Having gone a few years with no T4 in system and some horrible new symptoms, I worked out likely to be lack of T4 so have started taking it the past few weeks. I think it will take a while and my thyroid really hurt the first few days for some reason but apart from that, there's enough little glimpses of improvements to think this was the definitely the case - phew. Memory's not dropping half as much and pupils are dilating perfectly on a permanent basis now and a few other bits like actually wanting to talk to people lol!

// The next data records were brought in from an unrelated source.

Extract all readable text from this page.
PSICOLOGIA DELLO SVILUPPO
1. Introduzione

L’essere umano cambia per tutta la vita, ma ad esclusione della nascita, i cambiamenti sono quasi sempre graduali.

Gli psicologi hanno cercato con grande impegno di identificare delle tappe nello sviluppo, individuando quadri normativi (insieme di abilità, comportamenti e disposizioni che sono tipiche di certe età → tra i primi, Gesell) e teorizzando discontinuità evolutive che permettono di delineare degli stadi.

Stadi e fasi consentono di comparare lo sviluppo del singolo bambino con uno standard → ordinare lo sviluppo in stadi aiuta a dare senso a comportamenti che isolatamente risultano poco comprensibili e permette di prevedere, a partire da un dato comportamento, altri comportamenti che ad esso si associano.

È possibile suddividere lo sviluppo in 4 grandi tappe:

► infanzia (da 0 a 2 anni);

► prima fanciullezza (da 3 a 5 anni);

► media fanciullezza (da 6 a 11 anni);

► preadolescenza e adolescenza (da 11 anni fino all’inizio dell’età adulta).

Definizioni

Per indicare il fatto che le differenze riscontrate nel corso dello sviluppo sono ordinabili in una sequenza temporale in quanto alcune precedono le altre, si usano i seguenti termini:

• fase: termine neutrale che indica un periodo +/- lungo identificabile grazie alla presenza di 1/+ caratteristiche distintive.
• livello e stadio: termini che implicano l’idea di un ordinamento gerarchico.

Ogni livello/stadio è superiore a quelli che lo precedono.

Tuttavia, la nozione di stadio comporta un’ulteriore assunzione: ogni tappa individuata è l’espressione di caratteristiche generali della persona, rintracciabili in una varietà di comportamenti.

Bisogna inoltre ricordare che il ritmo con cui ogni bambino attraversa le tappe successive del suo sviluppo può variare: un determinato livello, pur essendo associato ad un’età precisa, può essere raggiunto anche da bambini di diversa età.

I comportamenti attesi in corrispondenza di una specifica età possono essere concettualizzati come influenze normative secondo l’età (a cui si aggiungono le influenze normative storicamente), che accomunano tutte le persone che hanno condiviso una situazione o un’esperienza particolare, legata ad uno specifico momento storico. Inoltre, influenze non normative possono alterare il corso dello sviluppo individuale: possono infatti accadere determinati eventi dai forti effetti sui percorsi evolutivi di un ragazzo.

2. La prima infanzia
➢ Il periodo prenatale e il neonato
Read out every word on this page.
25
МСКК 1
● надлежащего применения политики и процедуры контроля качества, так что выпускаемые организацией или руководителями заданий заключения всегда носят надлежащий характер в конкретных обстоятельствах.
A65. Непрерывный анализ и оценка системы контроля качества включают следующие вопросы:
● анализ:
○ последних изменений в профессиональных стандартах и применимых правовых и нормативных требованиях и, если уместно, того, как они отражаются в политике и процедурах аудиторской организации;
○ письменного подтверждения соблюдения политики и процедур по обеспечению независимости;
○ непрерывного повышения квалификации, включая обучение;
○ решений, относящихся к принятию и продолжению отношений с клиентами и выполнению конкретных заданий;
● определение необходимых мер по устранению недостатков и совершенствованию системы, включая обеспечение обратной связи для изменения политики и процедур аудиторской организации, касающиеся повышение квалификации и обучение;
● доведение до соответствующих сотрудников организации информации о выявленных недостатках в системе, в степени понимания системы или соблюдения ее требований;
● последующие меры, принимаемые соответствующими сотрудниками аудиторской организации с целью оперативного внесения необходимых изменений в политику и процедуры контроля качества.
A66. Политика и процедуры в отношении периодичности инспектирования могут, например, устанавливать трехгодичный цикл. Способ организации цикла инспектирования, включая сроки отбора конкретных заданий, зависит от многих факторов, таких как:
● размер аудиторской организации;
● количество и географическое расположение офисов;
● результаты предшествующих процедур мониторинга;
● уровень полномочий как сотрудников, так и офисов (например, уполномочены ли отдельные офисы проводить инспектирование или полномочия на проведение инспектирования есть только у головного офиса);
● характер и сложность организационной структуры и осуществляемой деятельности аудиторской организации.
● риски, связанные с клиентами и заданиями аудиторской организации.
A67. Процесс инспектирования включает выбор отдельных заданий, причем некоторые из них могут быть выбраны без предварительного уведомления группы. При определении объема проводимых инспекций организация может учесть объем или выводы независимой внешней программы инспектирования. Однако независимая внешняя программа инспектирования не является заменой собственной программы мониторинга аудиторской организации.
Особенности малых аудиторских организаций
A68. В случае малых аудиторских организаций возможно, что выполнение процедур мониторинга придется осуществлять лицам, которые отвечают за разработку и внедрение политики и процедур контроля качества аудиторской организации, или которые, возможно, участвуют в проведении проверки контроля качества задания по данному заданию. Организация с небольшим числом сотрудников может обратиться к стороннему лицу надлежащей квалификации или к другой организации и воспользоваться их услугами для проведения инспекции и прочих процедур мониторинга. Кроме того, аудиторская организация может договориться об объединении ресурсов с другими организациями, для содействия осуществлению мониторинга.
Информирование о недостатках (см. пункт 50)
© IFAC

If it continues going this way, at some point I will write about all the symptoms I was having and the changes since for anyone to read in the future as might be useful for someone else in my position.
However, my heart rate has continued to rise each day now just over 100 resting which has never occurred with hyper/hypo symptoms before and I'm having a lot of stiffness/pain in my back which seems to get worse each day that I take the T4. Doesn't feel quite like a mechanical back issue which I haven't had for a long time either and not a major block as would rather have brain function with these issues over the opposite any day lol!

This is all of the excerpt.